Custodian The name of the person who had primary control over the
location from which the document was collected
Author "author" metadata field, if present; or "sender" for emails
Recipients to, cc, bcc fields from email combined
File name Name of the file, if it's not an email
Title Subject line of email; or "title" metadata field, if present
Privilege claim All privileges that the withholding party claims are applicable
to the document in question
The data in the abbreviated log may be extracted from metadata associated with the ESI and produced without manual verification or editing of the information in the log (other than the privilege claim).
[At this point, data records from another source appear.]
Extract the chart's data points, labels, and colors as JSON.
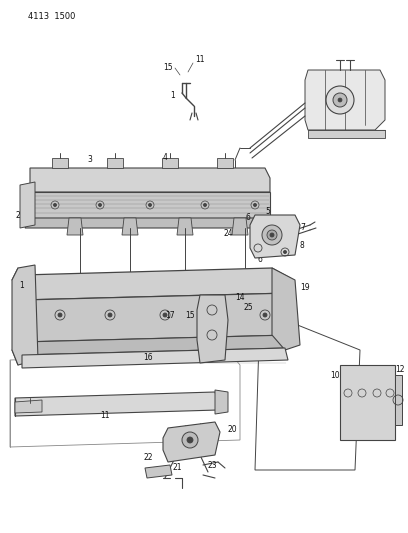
{
  "background_color": "#ffffff",
  "line_color": "#444444",
  "text_color": "#111111",
  "fig_width": 4.08,
  "fig_height": 5.33,
  "dpi": 100,
  "header": "4113  1500"
}
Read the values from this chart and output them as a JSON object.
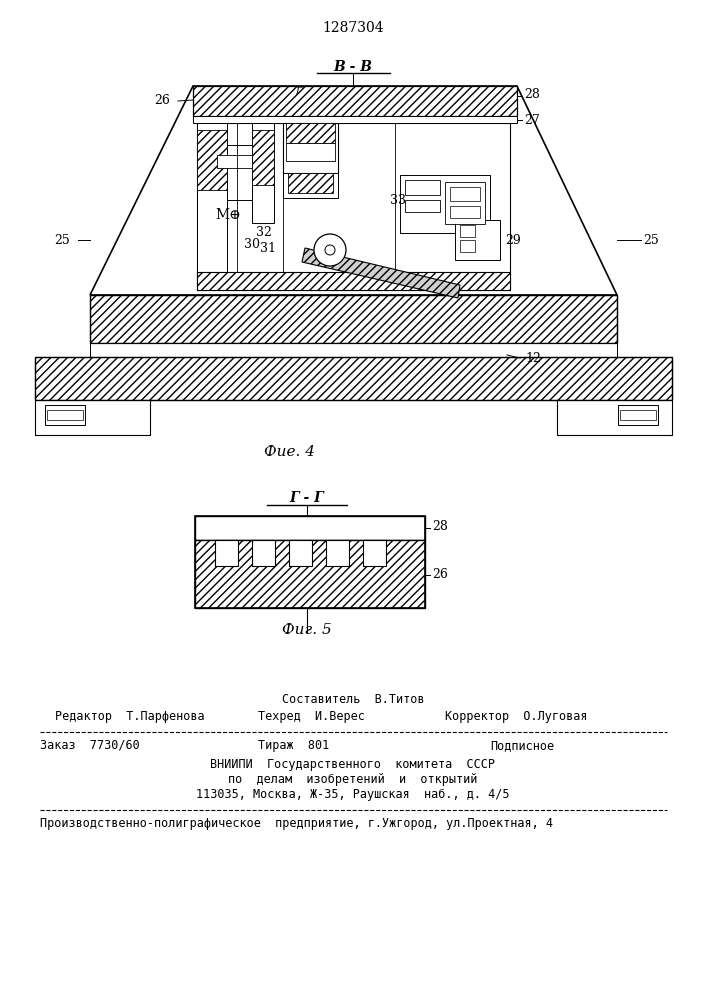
{
  "patent_number": "1287304",
  "fig4_caption": "Фие. 4",
  "fig5_caption": "Фиг. 5",
  "section_bb": "B - B",
  "section_gg": "Г - Г",
  "bg_color": "#ffffff",
  "lc": "#000000",
  "footer_line1_center": "Составитель  В.Титов",
  "footer_line2_left": "Редактор  Т.Парфенова",
  "footer_line2_mid": "Техред  И.Верес",
  "footer_line2_right": "Корректор  О.Луговая",
  "footer_line3_left": "Заказ  7730/60",
  "footer_line3_mid": "Тираж  801",
  "footer_line3_right": "Подписное",
  "footer_line4": "ВНИИПИ  Государственного  комитета  СССР",
  "footer_line5": "по  делам  изобретений  и  открытий",
  "footer_line6": "113035, Москва, Ж-35, Раушская  наб., д. 4/5",
  "footer_line7": "Производственно-полиграфическое  предприятие, г.Ужгород, ул.Проектная, 4"
}
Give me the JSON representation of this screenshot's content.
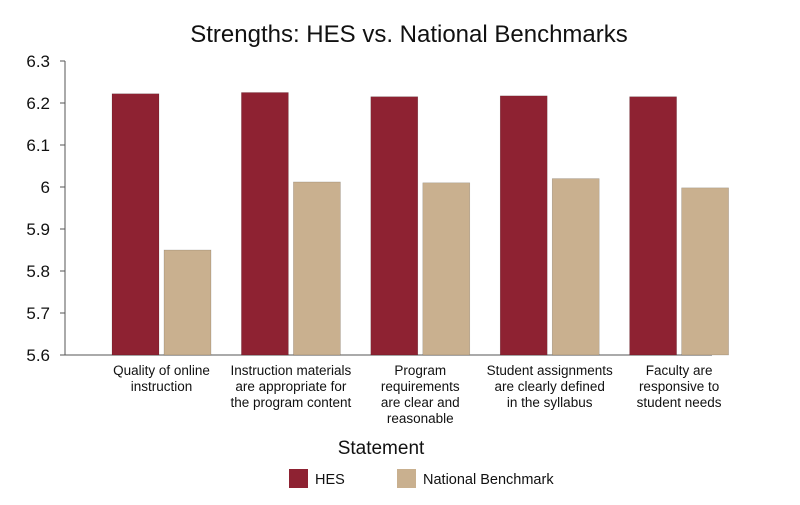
{
  "chart_data": {
    "type": "bar",
    "title": "Strengths: HES vs. National Benchmarks",
    "xlabel": "Statement",
    "ylabel": "",
    "ylim": [
      5.6,
      6.3
    ],
    "yticks": [
      "5.6",
      "5.7",
      "5.8",
      "5.9",
      "6",
      "6.1",
      "6.2",
      "6.3"
    ],
    "grid": false,
    "legend_position": "bottom-center",
    "categories": [
      [
        "Quality of online",
        "instruction"
      ],
      [
        "Instruction materials",
        "are appropriate for",
        "the program content"
      ],
      [
        "Program",
        "requirements",
        "are clear and",
        "reasonable"
      ],
      [
        "Student assignments",
        "are clearly defined",
        "in the syllabus"
      ],
      [
        "Faculty are",
        "responsive to",
        "student needs"
      ]
    ],
    "series": [
      {
        "name": "HES",
        "color": "#8e2232",
        "values": [
          6.222,
          6.225,
          6.215,
          6.217,
          6.215
        ]
      },
      {
        "name": "National Benchmark",
        "color": "#c9b08f",
        "values": [
          5.85,
          6.012,
          6.01,
          6.02,
          5.998
        ]
      }
    ]
  }
}
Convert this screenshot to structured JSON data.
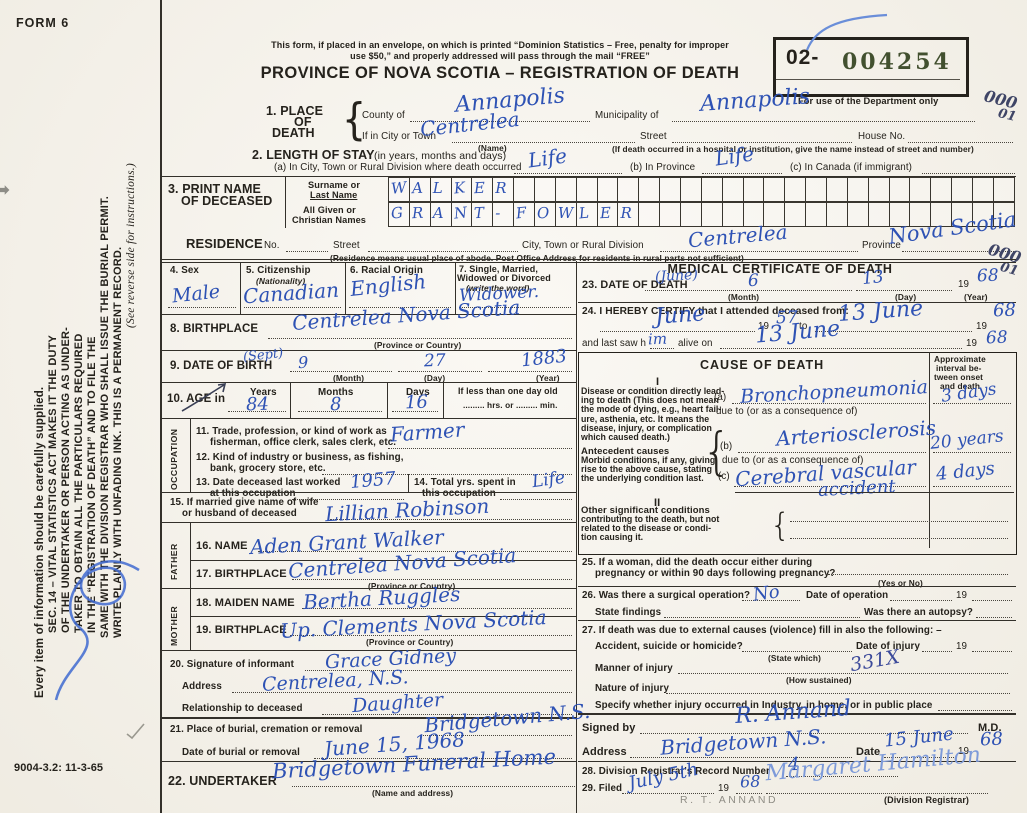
{
  "form": {
    "label": "FORM 6",
    "code": "9004-3.2: 11-3-65"
  },
  "icons": {
    "margin_arrow": "➡",
    "brace": "{",
    "check": "✓"
  },
  "header": {
    "notice1": "This form, if placed in an envelope, on which is printed “Dominion Statistics – Free, penalty for improper",
    "notice2": "use $50,” and properly addressed will pass through the mail “FREE”",
    "title": "PROVINCE OF NOVA SCOTIA – REGISTRATION OF DEATH",
    "dept_prefix": "02-",
    "dept_number": "004254",
    "dept_caption": "For use of the Department only"
  },
  "annotations": {
    "corner1a": "000",
    "corner1b": "01",
    "corner2a": "000",
    "corner2b": "01"
  },
  "sidebar": {
    "supplied": "Every item of information should be carefully supplied.",
    "lines": [
      "SEC. 14 – VITAL STATISTICS ACT MAKES IT THE DUTY",
      "OF THE UNDERTAKER OR PERSON ACTING AS UNDER-",
      "TAKER TO OBTAIN ALL THE PARTICULARS REQUIRED",
      "IN THE “REGISTRATION OF DEATH” AND TO FILE THE",
      "SAME WITH THE DIVISION REGISTRAR WHO SHALL ISSUE THE BURIAL PERMIT.",
      "WRITE PLAINLY WITH UNFADING INK. THIS IS A PERMANENT RECORD."
    ],
    "note": "(See reverse side for instructions.)"
  },
  "place": {
    "num": "1. PLACE",
    "of": "OF",
    "death": "DEATH",
    "county_label": "County of",
    "county": "Annapolis",
    "municipality_label": "Municipality of",
    "municipality": "Annapolis",
    "city_label": "If in City or Town",
    "city": "Centrelea",
    "name_sub": "(Name)",
    "street_label": "Street",
    "hospital_note": "(If death occurred in a hospital or institution, give the name instead of street and number)",
    "house_label": "House No."
  },
  "stay": {
    "title": "2. LENGTH OF STAY",
    "title_sub": "(in years, months and days)",
    "a_label": "(a) In City, Town or Rural Division where death occurred",
    "a": "Life",
    "b_label": "(b) In Province",
    "b": "Life",
    "c_label": "(c) In Canada (if immigrant)"
  },
  "print_name": {
    "title1": "3. PRINT NAME",
    "title2": "OF DECEASED",
    "surname_label1": "Surname or",
    "surname_label2": "Last Name",
    "given_label1": "All Given or",
    "given_label2": "Christian Names",
    "surname": "WALKER",
    "given": "GRANT-FOWLER"
  },
  "residence": {
    "title": "RESIDENCE",
    "no_label": "No.",
    "street_label": "Street",
    "city_label": "City, Town or Rural Division",
    "city": "Centrelea",
    "province_label": "Province",
    "province": "Nova Scotia",
    "note": "(Residence means usual place of abode. Post Office Address for residents in rural parts not sufficient)"
  },
  "personal": {
    "sex_label": "4. Sex",
    "sex": "Male",
    "citizenship_label": "5. Citizenship",
    "citizenship_sub": "(Nationality)",
    "citizenship": "Canadian",
    "racial_label": "6. Racial Origin",
    "racial": "English",
    "marital_label1": "7. Single, Married,",
    "marital_label2": "Widowed or Divorced",
    "marital_sub": "(write the word)",
    "marital": "Widower.",
    "birthplace_label": "8. BIRTHPLACE",
    "birthplace": "Centrelea Nova Scotia",
    "prov_country": "(Province or Country)",
    "dob_label": "9. DATE OF BIRTH",
    "dob_month_hw": "(Sept)",
    "dob_month_num": "9",
    "dob_day": "27",
    "dob_year": "1883",
    "month_sub": "(Month)",
    "day_sub": "(Day)",
    "year_sub": "(Year)",
    "age_label": "10. AGE in",
    "years_label": "Years",
    "months_label": "Months",
    "days_label": "Days",
    "less_label": "If less than one day old",
    "hrs_min": "......... hrs. or ......... min.",
    "age_years": "84",
    "age_months": "8",
    "age_days": "16"
  },
  "occupation": {
    "side": "OCCUPATION",
    "q11a": "11. Trade, profession, or kind of work as",
    "q11b": "fisherman, office clerk, sales clerk, etc.",
    "trade": "Farmer",
    "q12a": "12. Kind of industry or business, as fishing,",
    "q12b": "bank, grocery store, etc.",
    "q13a": "13. Date deceased last worked",
    "q13b": "at this occupation",
    "last_worked": "1957",
    "q14a": "14. Total yrs. spent in",
    "q14b": "this occupation",
    "total": "Life",
    "q15a": "15. If married give name of wife",
    "q15b": "or husband of deceased",
    "spouse": "Lillian Robinson"
  },
  "father": {
    "side": "FATHER",
    "name_label": "16. NAME",
    "name": "Aden Grant Walker",
    "bp_label": "17. BIRTHPLACE",
    "bp": "Centrelea Nova Scotia",
    "sub": "(Province or Country)"
  },
  "mother": {
    "side": "MOTHER",
    "maiden_label": "18. MAIDEN NAME",
    "maiden": "Bertha Ruggles",
    "bp_label": "19. BIRTHPLACE",
    "bp": "Up. Clements Nova Scotia",
    "sub": "(Province or Country)"
  },
  "informant": {
    "label": "20. Signature of informant",
    "name": "Grace Gidney",
    "address_label": "Address",
    "address": "Centrelea, N.S.",
    "rel_label": "Relationship to deceased",
    "rel": "Daughter"
  },
  "burial": {
    "label": "21. Place of burial, cremation or removal",
    "place": "Bridgetown N.S.",
    "date_label": "Date of burial or removal",
    "date": "June 15, 1968"
  },
  "undertaker": {
    "label": "22. UNDERTAKER",
    "name": "Bridgetown Funeral Home",
    "sub": "(Name and address)"
  },
  "medical": {
    "title": "MEDICAL CERTIFICATE OF DEATH",
    "q23": {
      "label": "23. DATE OF DEATH",
      "month_hw": "(June)",
      "month": "6",
      "day": "13",
      "year_prefix": "19",
      "year": "68",
      "month_sub": "(Month)",
      "day_sub": "(Day)",
      "year_sub": "(Year)"
    },
    "q24": {
      "label": "24. I HEREBY CERTIFY that I attended deceased from:",
      "from": "June",
      "from_year_prefix": "19",
      "from_year": "57",
      "to_word": "to",
      "to": "13 June",
      "to_year_prefix": "19",
      "to_year": "68",
      "last1": "and last saw h",
      "him": "im",
      "last2": "alive on",
      "last_date": "13 June",
      "last_year_prefix": "19",
      "last_year": "68"
    },
    "cause": {
      "title": "CAUSE OF DEATH",
      "interval_lines": [
        "Approximate",
        "interval be-",
        "tween onset",
        "and death"
      ],
      "sec1": "I",
      "lead_lines": [
        "Disease or condition directly lead-",
        "ing to death (This does not mean",
        "the mode of dying, e.g., heart fail-",
        "ure, asthenia, etc. It means the",
        "disease, injury, or complication",
        "which caused death.)"
      ],
      "antecedent_title": "Antecedent causes",
      "antecedent_lines": [
        "Morbid conditions, if any, giving",
        "rise to the above cause, stating",
        "the underlying condition last."
      ],
      "a_prefix": "(a)",
      "a": "Bronchopneumonia",
      "a_interval": "3 days",
      "due_to": "due to (or as a consequence of)",
      "b_prefix": "(b)",
      "b": "Arteriosclerosis",
      "b_interval": "20 years",
      "c_prefix": "(c)",
      "c1": "Cerebral vascular",
      "c2": "accident",
      "c_interval": "4 days",
      "sec2": "II",
      "other_title": "Other significant conditions",
      "other_lines": [
        "contributing to the death, but not",
        "related to the disease or condi-",
        "tion causing it."
      ]
    },
    "q25": {
      "l1": "25. If a woman, did the death occur either during",
      "l2": "pregnancy or within 90 days following pregnancy?",
      "sub": "(Yes or No)"
    },
    "q26": {
      "l1": "26. Was there a surgical operation?",
      "answer": "No",
      "date_label": "Date of operation",
      "year": "19",
      "findings": "State findings",
      "autopsy": "Was there an autopsy?"
    },
    "q27": {
      "l1": "27. If death was due to external causes (violence) fill in also the following: –",
      "accident": "Accident, suicide or homicide?",
      "state_which": "(State which)",
      "injury_date": "Date of injury",
      "year": "19",
      "manner": "Manner of injury",
      "sustained": "(How sustained)",
      "code": "331X",
      "nature": "Nature of injury",
      "specify": "Specify whether injury occurred in Industry, in home, or in public place"
    },
    "signed": {
      "label": "Signed by",
      "signature": "R. Annand",
      "md": "M.D.",
      "address_label": "Address",
      "address": "Bridgetown N.S.",
      "date_label": "Date",
      "date": "15 June",
      "year_prefix": "19",
      "year": "68"
    },
    "q28": {
      "label": "28. Division Registrar's Record Number",
      "value": "4"
    },
    "q29": {
      "label": "29. Filed",
      "filed_date": "July 5th",
      "year_prefix": "19",
      "year": "68",
      "registrar": "Margaret Hamilton",
      "sub": "(Division Registrar)",
      "pencil": "R. T. ANNAND"
    }
  }
}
Upon receipt of the abbreviated privilege log, the receiving party may identify up to 10% of the documents listed on the abbreviated privilege log for manual verification. For each document so identified, the logging party must provide to the receiving party within 30 days a supplemental privilege log that includes all of the information required by Rule 26(b)(5)(A), including a description that will enable the receiving party to assess the claims of privilege or other protection. Following review of the supplemental privilege log, the Parties will meet and confer regarding whether additional information is needed with respect to any of the documents on the abbreviated privilege log or the supplemental privilege log. Nothing herein prohibits the Parties from seeking all of the information they are entitled to receive pursuant to Rule 26(b)(5)(A) if that information is necessary to challenge a privilege claim. The Parties agree that claims of privilege with respect to paper documents that are not duplicates of ESI must be made in accordance with the requirements of Rule 26(b)(5)(A).
G. For those documents produced on or prior to October 31, 2017, the Parties will provide privilege and redaction logs by January 12, 2018. For those documents produced after October 31, 2017, but on or prior to February 16, 2018, the Parties will provide privilege and redaction logs by April 17, 2018. For those documents produced after February 16, 2018, but on or prior to April 6, 2018, the Parties will provide privilege and redaction logs by May 7, 2018. For any documents produced after April 6, 2018, the Parties will provide privilege and redaction logs within thirty (30) calendar days of the production to which they relate.
H. A Party that redacts Foreign Private Data pursuant to Paragraph 10.1 of PTO 10 may identify such redactions either (a) on a log of documents in accordance with the foregoing provisions of this Order (but separate from any privilege log), (b) by stamping "Redacted Foreign Private Data" on the document where the Foreign Private Data was redacted, or (c) by adding a field to the .DAT file for the relevant document indicating that it contains Foreign Private Data that was redacted for privacy.
I. Nothing herein precludes a Party from challenging the propriety of any redactions by another Party concerning Foreign Private Data, and whether such Party has complied with the redaction identification provisions of Paragraph II.H., above.
J. Governmental Privilege Claims. The Parties agree that the United States' assertion of any governmental privileges may be made by first identifying documents withheld on such grounds on its privilege log and, second, by providing a declaration supporting that assertion within thirty (30) days after service of the privilege log, where such a declaration is required by applicable law.
IT IS SO STIPULATED, THROUGH COUNSEL OF RECORD.